Me, I'd say it's about king-sized. The problem is, king-sized sheets, mattress pads, comforters, etc, all seem to come in different sizes from manufacturer to manufacturer. So he wanted to know if this mattress pad would fit his mattress, and I couldn't really give him a good answer without knowing the dimensions of the mattress. So all I could tell the guy was measure his mattress and then look for stuff that would fit it, or take a chance on something and bring it back with the receipt if it didn't work out. It may surprise you to learn he didn't really like being told that.
"The one in the paper"
And then not too long after I finished up with king-sized bed guy, I got flagged down by some wench waving a sale flyer in the air and yowling "I WAN HALP!"
I went to see what she wanted. "The rug in your flyer."
Oh do you now? I think I can provide that service. Just wait here while I grab a pair of scissors, cut out the little picture of the rug in your flyer, and give it to you to place anywhere in your home. Or, if that's not really what you meant, be more specific, since we have several different rug styles pictured in our ad flyer this week.
"I wan the rug in the flyer! Where is it?!"
So I asked the wench to be more specific, and she threw her ad on the ground and tried to paw through it, all the while muttering about how she was supposed to meet her friend someplace and she hadn't started her shopping yet and she was in a hurry. Or something. Finally she showed me the picture, and I took her over to the style she wanted, and she seemed happy.
As she left she hollered "I got a lot of shopping to do! Not much time! I'm sweating my balls off!"
Did she....just admit to being a she-male? Pricing Nincompoopery
DM stopped by for a store walk today. As I was heading off to lunch, I got stopped by the presentation supervisor and asked to do a project for her.

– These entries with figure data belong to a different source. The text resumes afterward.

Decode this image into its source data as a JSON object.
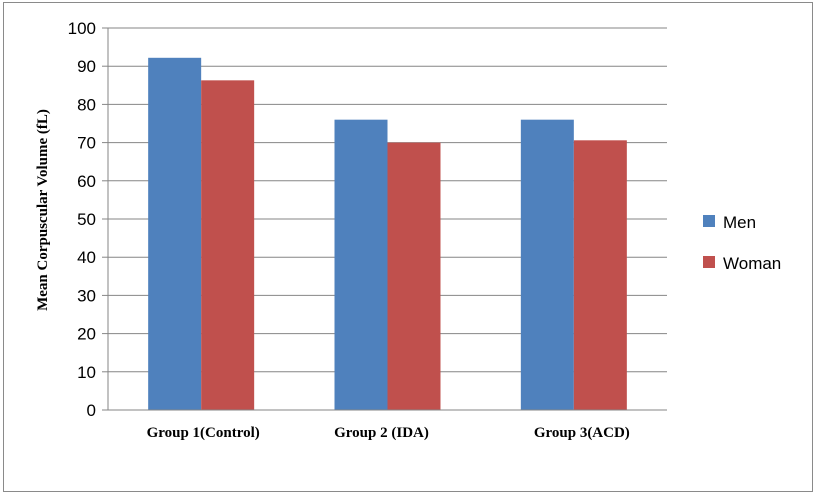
{
  "chart_data": {
    "type": "bar",
    "categories": [
      "Group  1(Control)",
      "Group  2 (IDA)",
      "Group  3(ACD)"
    ],
    "series": [
      {
        "name": "Men",
        "values": [
          92.2,
          76,
          76
        ],
        "color": "#4f81bd"
      },
      {
        "name": "Woman",
        "values": [
          86.3,
          70,
          70.6
        ],
        "color": "#c0504d"
      }
    ],
    "title": "",
    "xlabel": "",
    "ylabel": "Mean Corpuscular Volume  (fL)",
    "ylim": [
      0,
      100
    ],
    "yticks": [
      "0",
      "10",
      "20",
      "30",
      "40",
      "50",
      "60",
      "70",
      "80",
      "90",
      "100"
    ],
    "grid": true,
    "legend_position": "right"
  }
}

To fill up space until patio furniture goes up, we have a bunch of "artisan" decorative crap--wall art, clocks, other assorted chotchkies. Some of it is pretty nice, but not nice enough for me to splurge on until it goes on clearance. Some of this stuff came in pre-priced by the vendor, and it turned out that on all these items, the price is wrong, bitch! Specifically, our prices are higher than the prices marked by the vendor, sometimes significantly so. One painting is priced $25 more than the price put on by the vendor. So for the next half hour, I had to go mark out all the incorrect prices with a black magic marker, print up shelf labels for each item, and put them on the item where the incorrect price was. I blew about a half hour doing this.
I would've told her I'd get to it after lunch, but when the DM and SM are a couple aisles away, scanning items to make sure the prices scan correctly, that isn't an option.
She told me she had asked somebody to do this last night, when it was snowing and the store was dead, but (Get ready for the shock of a lifetime here) they didn't get to it.
Talk about your pieces of crap...
Lunch was from the chinese place across the way. I pulled in not too far away from a completely knackered Ford Escort, whose front bumper consisted of...a 2-by-4, bolted to the front of the car to act as a front bumper, I guess.
And one of the rear windows was busted out and replaced with plastic. Why do they allow pieces of shit like this on the roads?
My fortune cookie read "Treat yourself to something special. You deserve it." Agreed. So I went to the Grocery Store of Awesome and bought some mini bottles of various alcoholic substances, and plan to do some sampling this weekend.

Having to work extra because of a coworkers supreme laziness? Why I've never heard of such a thing.